Trans-apical Off-pump Mitral Valve Repair with the Neochord Ds 1000 Device in Patients Refused for Conventional Cardiac Surgery
Reinhard Moidl, Marieluise Harrer, Stephanie Wallner, Andreas Strouhal, Georg Delle Karth, Martin Grabenwoeger.
General Hospital Hietzing, Vienna, Austria.
Introduction: Due to comorbidities and pulmonary hypertension, older patients with severe mitral incompetence (MI) have limited perioperative survival after conventional cardiac surgery. With the new NeoChord device, mitral valve prolapse repair through trans-apical approach, is feasible without the need of cardiopulmonary bypass.
Method: We report our first clinical experience in eight patients refused for conventional mitral valve repair who underwent implantation of expanded neo-chordae (polytetrafluoroethylene ePTFE) with the NeoChord DS 1000 device since 2016 (mean age 86, range 78-93 years). The left ventricular apex is accessed via standard triple purse string ventriculotomy through a left “TAVI” mini-thoracotomy. The device is inserted towards the mitral valve into the left atrium. Intra-cardiac orientation is achieved with both 2D and 3D echocardiographic guidance. With expandable jaws, the prolapse is captured and its effectiveness confirmed by observing the four fiber optic monitor lights changing from red (blood) to white (leaflet). Now the leaflet is penetrated with a needle with subsequent retrieval of the NeoChord ePTFE suture. After implantation of the necessary number of sutures, final assessment of the operative results is achieved using echocardiography. Now the properly tensioned NeoChords are secured to the left ventricular apex with pledgets and knots.
Results: With the use of ePTFE sutures (mean 2.4 per patient), competent valves were achieved in 6 patients with PII-prolapse. One patient with anterior prolapse AII and AIII (st.p CABP, st.p. TAVI) was discharged with MI grade II+ but in significantly better NYHA classification and stable MI at 2 year follow-up. One 87 year old lady with acute chordal rupture was operated in cardiogenic shock and lung edema. PII-prolapse could be corrected but still moderate MI from PIII-prolapse could not be corrected. This patient died on postoperative day 7 from pneumonia and lung edema (perioperative mortality=12.5%).

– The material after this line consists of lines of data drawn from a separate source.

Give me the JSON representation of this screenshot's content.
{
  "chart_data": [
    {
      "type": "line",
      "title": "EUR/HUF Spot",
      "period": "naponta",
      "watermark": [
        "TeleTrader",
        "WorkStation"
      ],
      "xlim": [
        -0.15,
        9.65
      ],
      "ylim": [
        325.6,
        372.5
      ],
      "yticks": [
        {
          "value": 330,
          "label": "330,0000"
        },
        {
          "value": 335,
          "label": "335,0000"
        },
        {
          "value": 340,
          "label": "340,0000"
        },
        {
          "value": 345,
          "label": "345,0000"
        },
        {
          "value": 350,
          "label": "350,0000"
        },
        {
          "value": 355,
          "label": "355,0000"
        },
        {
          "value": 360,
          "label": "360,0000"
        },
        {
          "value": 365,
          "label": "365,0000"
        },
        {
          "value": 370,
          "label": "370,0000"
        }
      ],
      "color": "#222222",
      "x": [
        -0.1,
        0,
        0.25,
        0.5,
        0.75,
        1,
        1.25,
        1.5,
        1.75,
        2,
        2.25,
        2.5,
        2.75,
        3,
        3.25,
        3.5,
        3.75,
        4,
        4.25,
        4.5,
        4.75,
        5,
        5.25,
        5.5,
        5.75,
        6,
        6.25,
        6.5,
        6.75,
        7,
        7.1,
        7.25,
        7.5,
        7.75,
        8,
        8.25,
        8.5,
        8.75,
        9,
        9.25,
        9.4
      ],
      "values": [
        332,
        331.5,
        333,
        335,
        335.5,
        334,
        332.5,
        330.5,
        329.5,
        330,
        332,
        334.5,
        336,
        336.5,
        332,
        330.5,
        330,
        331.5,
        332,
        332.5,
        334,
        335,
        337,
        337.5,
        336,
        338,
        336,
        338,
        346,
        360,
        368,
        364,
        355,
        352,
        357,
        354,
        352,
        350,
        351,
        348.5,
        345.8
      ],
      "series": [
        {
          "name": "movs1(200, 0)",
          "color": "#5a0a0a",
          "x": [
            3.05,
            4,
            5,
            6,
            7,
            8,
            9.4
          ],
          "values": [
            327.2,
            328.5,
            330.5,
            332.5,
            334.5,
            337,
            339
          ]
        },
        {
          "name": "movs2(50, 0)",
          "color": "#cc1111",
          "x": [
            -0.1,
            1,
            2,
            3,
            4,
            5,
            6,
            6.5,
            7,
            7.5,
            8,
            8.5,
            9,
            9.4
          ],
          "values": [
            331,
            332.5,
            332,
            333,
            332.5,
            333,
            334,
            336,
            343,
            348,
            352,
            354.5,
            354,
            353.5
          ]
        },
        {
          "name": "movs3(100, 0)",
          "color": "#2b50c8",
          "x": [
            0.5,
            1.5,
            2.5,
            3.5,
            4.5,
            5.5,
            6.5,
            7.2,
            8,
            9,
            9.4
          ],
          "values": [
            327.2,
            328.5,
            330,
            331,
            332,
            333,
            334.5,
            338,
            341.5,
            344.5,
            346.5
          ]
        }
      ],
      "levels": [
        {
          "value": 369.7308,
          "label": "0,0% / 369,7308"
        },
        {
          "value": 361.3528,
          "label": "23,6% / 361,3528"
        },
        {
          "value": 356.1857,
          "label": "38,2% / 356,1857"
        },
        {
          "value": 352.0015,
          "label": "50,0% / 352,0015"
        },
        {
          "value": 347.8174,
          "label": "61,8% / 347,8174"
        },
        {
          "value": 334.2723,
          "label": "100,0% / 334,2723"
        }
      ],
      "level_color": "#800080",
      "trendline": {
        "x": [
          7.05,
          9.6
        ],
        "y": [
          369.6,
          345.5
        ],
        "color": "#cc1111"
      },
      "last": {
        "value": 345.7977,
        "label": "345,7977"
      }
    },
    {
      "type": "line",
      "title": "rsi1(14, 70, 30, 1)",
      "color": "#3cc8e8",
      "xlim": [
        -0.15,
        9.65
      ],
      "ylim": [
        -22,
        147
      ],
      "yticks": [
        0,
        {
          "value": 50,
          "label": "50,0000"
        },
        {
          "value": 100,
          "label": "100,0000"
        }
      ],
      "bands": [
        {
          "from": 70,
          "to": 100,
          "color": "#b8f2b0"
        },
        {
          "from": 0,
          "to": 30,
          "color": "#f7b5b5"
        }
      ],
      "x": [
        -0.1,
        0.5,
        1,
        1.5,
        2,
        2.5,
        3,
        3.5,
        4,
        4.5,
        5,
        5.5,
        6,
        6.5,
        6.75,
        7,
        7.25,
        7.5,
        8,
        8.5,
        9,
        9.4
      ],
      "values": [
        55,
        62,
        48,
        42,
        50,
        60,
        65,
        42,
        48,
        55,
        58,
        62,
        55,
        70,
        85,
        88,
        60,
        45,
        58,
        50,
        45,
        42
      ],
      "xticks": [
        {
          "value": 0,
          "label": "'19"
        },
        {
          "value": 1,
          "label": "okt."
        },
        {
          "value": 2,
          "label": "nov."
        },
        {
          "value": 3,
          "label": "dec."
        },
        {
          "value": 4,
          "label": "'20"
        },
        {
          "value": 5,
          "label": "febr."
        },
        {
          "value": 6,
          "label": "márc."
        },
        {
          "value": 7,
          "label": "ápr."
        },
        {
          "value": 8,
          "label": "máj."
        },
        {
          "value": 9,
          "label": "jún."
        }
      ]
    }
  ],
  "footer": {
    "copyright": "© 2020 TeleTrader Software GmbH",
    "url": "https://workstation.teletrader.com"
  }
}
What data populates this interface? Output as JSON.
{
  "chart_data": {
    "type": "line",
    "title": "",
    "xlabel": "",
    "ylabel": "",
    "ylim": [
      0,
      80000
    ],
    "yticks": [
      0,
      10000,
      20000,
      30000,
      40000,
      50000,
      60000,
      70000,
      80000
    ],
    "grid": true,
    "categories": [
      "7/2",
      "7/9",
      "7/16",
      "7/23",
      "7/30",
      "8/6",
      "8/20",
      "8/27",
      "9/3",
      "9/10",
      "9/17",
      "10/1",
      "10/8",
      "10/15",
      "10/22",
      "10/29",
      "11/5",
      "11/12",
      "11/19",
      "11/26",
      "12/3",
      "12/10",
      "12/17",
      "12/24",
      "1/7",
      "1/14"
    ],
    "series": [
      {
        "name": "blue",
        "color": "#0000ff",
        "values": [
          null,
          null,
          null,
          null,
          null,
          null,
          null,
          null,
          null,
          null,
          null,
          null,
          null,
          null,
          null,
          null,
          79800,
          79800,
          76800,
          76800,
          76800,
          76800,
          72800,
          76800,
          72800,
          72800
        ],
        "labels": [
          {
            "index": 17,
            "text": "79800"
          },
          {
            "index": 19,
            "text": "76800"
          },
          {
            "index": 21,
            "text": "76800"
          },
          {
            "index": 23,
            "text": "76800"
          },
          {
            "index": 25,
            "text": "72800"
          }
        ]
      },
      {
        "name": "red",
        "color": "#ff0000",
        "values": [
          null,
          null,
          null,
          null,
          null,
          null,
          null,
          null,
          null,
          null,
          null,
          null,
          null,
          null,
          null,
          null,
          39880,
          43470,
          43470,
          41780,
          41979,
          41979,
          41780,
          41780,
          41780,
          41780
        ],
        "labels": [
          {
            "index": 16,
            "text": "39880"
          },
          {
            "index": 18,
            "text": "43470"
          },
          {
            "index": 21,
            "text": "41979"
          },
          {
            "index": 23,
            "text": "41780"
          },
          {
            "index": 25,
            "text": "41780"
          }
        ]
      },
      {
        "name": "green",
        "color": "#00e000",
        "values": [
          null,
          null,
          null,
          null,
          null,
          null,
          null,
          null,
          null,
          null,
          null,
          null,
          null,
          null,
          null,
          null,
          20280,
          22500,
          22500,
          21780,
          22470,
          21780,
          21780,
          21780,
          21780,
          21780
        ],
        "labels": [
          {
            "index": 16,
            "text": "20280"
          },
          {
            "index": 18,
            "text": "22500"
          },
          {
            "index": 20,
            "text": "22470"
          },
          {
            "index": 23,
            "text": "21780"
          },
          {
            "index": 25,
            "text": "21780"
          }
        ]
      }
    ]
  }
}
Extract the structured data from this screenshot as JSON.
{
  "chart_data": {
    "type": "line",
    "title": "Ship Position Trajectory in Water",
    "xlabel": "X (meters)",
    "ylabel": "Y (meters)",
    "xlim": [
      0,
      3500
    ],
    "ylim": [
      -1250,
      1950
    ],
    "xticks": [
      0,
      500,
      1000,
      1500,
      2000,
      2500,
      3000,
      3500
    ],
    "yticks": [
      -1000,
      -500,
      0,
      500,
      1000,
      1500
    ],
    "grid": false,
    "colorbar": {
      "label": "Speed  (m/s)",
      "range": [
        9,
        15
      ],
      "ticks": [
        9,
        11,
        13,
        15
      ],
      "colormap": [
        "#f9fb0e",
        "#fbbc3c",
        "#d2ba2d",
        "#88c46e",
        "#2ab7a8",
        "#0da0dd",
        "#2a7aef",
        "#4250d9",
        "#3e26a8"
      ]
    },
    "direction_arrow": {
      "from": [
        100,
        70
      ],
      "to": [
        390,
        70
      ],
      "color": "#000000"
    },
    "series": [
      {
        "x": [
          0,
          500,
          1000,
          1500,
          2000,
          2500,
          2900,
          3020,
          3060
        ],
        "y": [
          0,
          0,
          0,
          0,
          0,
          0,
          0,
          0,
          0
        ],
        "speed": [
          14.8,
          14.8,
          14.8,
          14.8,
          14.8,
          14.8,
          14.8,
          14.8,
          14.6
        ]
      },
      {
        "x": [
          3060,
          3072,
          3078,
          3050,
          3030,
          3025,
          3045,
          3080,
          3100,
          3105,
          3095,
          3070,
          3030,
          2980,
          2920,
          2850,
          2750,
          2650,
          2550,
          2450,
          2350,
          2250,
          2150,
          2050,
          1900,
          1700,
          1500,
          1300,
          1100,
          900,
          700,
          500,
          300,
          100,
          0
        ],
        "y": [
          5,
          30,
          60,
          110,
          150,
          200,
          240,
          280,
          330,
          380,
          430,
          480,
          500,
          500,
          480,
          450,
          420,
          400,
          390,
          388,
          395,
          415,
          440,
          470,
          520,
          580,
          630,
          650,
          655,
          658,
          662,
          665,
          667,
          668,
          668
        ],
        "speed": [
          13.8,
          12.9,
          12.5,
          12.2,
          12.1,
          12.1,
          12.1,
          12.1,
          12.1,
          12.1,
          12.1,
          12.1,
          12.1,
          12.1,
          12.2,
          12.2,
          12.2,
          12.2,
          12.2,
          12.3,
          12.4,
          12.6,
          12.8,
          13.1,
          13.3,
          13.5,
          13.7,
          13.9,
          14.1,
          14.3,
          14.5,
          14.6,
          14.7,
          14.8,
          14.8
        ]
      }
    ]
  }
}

Conclusions: NeoChord implantation without cardiopulmonary bypass via trans-apical approach is feasible even in patients refused for conventional cardiac surgery with acceptable perioperative results. It leads to significant reduction of MI in patients with mitral valve prolapse. All patients have stable MI at follow-up (mean 17, range 5-34 month) and significant improvement in NYHA classification and life quality.